CMarkup XML Parser Performance
Release 11.3 has made a leap in performance (e.g. from 39mb/s to 53mb/s* excluding file I/O), so its a good time to post some data on the speed of CMarkup, and to discuss XML parser performance issues. Here is a comparison of 11.3 with the previous release 11.2; raw parsing goes from 40000 to 54000 bytes per millisecond and attribute parsing (the basis for attribute methods) goes from 5000 to 9000 b/ms (see also Attribute Method Performance).
|Release||Chart||parse doc/attrib||create doc/attrib||Units|
Since these measurements do not involve disk I/O, the speeds are measured in character units per millisecond where the character unit is b for byte, w for word (2 bytes), and dw for double word (4 bytes), depending on the build and platform. In the first chart I include 2 parse tests and then 2 corresponding create tests.
|parse document||this is the core indicator of parsing speed; the document string is passed to SetDoc in memory and parsed, it is not loading the document from disk|
|parse attributes||loops through the document reading all attributes with GetAttribName and GetAttrib (the new GetNthAttrib method is more efficient way to do this)|
|create document||builds a document using an AddElem and SetAttrib for each element, the document is not saved to disk, there is no disk I/O in this measurement|
|create attributes||creates a document with up to 4 randomly selected attributes and values per element, the SetAttrib call occassionally overwrites an attribute|
The reason for release 11.3 performance improvement
One of the most intensively used operations in the parser is determining whether a character is one of a set of characters. In 11.3 I replaced
strchr) with a lookup define which is an order of magnitude faster and yields a roughly 30% speed improvement in overall raw parser speed. The new lookup define only checks the bounds and then returns the offset in the array, where
c is the character,
l are the bounds (first and last) and
s is the lookup array (a string):
#define x_ISONEOF(c,f,l,s) ((c>=f&&c<=l)?(int)(s[c-f]):0)

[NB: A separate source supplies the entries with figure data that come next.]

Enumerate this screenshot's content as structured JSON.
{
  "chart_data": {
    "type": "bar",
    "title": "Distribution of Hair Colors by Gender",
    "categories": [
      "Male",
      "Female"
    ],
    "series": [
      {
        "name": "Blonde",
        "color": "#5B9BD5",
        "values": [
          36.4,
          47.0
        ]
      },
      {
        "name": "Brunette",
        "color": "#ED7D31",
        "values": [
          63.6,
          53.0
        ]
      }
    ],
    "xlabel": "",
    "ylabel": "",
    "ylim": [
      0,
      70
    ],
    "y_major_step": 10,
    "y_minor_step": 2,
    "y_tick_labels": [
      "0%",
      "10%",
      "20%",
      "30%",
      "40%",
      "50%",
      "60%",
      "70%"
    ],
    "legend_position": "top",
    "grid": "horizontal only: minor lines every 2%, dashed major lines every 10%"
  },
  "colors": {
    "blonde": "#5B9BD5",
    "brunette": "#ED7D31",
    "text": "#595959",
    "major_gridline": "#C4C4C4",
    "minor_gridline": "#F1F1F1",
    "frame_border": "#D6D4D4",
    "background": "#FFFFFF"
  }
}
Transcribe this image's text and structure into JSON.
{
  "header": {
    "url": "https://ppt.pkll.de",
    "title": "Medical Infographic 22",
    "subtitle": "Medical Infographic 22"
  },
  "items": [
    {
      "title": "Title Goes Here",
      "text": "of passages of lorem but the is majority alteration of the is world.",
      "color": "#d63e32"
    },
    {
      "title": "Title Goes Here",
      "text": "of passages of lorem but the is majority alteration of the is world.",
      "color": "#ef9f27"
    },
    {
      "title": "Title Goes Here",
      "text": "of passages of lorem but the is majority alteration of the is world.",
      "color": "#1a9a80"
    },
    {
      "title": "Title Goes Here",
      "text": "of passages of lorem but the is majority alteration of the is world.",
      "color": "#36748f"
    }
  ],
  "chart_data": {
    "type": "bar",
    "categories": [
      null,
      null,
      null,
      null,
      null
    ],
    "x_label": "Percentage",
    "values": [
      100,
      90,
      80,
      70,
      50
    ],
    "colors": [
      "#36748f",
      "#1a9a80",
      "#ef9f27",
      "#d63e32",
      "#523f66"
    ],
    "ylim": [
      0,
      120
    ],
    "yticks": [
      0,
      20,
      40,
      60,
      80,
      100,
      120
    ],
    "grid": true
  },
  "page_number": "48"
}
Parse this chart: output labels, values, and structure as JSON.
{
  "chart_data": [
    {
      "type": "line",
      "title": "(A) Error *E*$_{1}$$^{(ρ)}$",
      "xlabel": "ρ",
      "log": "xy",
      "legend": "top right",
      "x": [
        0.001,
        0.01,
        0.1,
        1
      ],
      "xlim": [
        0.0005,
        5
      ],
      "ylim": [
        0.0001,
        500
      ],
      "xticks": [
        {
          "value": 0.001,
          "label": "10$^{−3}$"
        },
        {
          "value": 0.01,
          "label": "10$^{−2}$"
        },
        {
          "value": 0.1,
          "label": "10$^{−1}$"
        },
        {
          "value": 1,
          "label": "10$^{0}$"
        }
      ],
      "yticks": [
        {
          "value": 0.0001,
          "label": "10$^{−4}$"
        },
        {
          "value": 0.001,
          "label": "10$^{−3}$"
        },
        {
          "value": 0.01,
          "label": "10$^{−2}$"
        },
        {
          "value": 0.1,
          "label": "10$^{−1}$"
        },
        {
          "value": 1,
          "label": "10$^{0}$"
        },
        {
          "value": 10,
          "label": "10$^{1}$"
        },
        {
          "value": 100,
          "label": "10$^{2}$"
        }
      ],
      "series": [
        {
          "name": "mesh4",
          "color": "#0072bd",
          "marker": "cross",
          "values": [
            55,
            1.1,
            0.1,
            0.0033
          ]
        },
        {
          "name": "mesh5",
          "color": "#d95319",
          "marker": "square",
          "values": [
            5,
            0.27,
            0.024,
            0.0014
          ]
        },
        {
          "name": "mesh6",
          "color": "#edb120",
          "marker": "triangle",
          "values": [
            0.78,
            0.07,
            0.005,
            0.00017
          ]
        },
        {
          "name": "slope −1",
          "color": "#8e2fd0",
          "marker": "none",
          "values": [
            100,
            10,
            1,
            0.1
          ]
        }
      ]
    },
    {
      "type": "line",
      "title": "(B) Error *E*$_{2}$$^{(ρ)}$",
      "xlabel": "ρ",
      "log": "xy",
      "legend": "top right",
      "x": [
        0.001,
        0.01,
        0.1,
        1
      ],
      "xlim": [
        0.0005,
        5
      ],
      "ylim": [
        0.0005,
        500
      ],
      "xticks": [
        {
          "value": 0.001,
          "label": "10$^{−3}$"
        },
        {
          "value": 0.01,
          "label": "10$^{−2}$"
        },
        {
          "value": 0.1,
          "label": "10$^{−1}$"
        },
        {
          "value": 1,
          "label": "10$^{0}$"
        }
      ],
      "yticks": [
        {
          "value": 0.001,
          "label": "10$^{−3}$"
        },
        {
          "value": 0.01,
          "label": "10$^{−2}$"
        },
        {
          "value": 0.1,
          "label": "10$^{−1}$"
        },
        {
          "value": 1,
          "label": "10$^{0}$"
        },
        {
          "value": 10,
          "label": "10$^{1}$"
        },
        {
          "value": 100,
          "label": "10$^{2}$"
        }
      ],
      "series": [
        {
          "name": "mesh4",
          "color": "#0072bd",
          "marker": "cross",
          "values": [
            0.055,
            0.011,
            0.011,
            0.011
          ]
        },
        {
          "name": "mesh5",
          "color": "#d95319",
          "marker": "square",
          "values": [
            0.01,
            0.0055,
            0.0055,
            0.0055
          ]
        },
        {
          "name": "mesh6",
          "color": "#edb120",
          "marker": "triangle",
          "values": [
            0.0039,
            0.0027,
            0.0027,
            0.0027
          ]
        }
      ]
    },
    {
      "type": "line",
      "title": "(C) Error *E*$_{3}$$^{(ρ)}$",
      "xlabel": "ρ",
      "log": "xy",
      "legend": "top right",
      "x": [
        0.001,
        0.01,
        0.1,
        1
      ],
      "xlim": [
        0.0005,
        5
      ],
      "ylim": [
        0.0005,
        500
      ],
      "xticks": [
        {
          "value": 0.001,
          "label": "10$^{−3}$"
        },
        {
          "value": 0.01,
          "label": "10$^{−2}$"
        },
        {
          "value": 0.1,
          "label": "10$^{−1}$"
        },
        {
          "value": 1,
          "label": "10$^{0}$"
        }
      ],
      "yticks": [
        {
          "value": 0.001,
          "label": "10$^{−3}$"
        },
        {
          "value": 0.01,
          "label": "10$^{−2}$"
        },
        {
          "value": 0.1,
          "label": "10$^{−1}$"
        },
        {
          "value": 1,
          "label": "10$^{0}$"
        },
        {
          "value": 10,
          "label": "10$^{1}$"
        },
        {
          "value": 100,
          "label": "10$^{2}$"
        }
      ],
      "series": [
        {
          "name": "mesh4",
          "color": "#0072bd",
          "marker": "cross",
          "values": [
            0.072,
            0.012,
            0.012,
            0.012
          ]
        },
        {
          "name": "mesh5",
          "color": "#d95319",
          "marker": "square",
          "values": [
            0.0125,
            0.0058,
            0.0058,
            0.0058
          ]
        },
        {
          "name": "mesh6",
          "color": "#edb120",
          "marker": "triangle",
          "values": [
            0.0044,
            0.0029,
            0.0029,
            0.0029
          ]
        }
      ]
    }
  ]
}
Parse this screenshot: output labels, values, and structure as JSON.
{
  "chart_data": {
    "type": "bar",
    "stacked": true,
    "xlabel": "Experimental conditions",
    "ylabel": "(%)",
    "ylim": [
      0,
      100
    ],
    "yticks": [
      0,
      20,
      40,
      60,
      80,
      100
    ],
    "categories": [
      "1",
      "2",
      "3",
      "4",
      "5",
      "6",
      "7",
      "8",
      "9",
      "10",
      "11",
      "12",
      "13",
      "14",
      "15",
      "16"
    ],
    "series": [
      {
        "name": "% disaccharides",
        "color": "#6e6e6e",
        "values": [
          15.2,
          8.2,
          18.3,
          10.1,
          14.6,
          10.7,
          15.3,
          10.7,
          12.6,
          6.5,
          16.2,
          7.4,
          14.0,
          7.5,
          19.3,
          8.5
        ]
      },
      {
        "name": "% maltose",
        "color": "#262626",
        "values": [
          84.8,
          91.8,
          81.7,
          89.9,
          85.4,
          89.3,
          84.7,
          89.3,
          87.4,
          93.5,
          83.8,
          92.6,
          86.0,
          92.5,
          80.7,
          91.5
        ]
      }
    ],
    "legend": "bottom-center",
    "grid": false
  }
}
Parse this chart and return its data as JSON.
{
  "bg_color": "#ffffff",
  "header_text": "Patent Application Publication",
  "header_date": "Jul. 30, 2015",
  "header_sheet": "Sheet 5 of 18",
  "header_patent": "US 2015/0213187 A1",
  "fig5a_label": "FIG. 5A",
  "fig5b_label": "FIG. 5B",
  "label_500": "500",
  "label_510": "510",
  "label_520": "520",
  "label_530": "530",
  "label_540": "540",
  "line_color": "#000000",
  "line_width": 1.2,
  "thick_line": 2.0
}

So, for example, a whitespace check uses
x_ISONEOF and passes the bounds 9 and 32, and a lookup string array for the range between those bounds:
// classic whitespace " \t\n\r" #define x_ISWHITESPACE(c) x_ISONEOF(c,9,32, "\2\3\0\0\4\0\0\0\0\0\0\0\0\0\0\0\0\0\0\0\0\0\0\1")
Another roughly 5% overall improvement was gained by replacing
strncmp) with a simple speedy implementation of string compare.
Comparing different builds of release 11.3
|Build||Chart||parse doc/attrib||create doc/attrib||Units|
|MSXML6 MFC MBCS||3832||1762||1849||1347||b/ms|
|MSXML6 MFC WCHAR||3950||1939||1963||1428||w/ms|
Using Unicode (either UTF-8 or WCHAR) strings in memory is much more efficient than MBCS which utilizes Windows APIs to determine character boundaries according to the locale character set. MSXML is very slow due to the overhead of COM and is slightly faster in a WCHAR build which avoids conversion to and from COM's WCHAR-based strings.
File mode performance
Unlike the measurements above, the XML reader and XML writer measurements are all in bytes per millisecond regardless of build because they are based on the file I/O rather than the in-memory character unit size. The file is UTF-8, which means the MBCS and wide character builds have the extra penalty of character set conversion. The MBCS conversion can be done using the libc (stdlib.h) function
wctomb (not using the Windows API).
|Build||Chart||XML reader||XML writer||Units|
|MFC MBCS libc||2231||2844||b/ms|
|STL MBCS libc||2155||2677||b/ms|
* Measurements here are representative of the speed with my own sample data on a 1.7GHz 1GB Vista netbook. Running these tests twice in a row often gets slighly different results because they are affected by variations in CPU.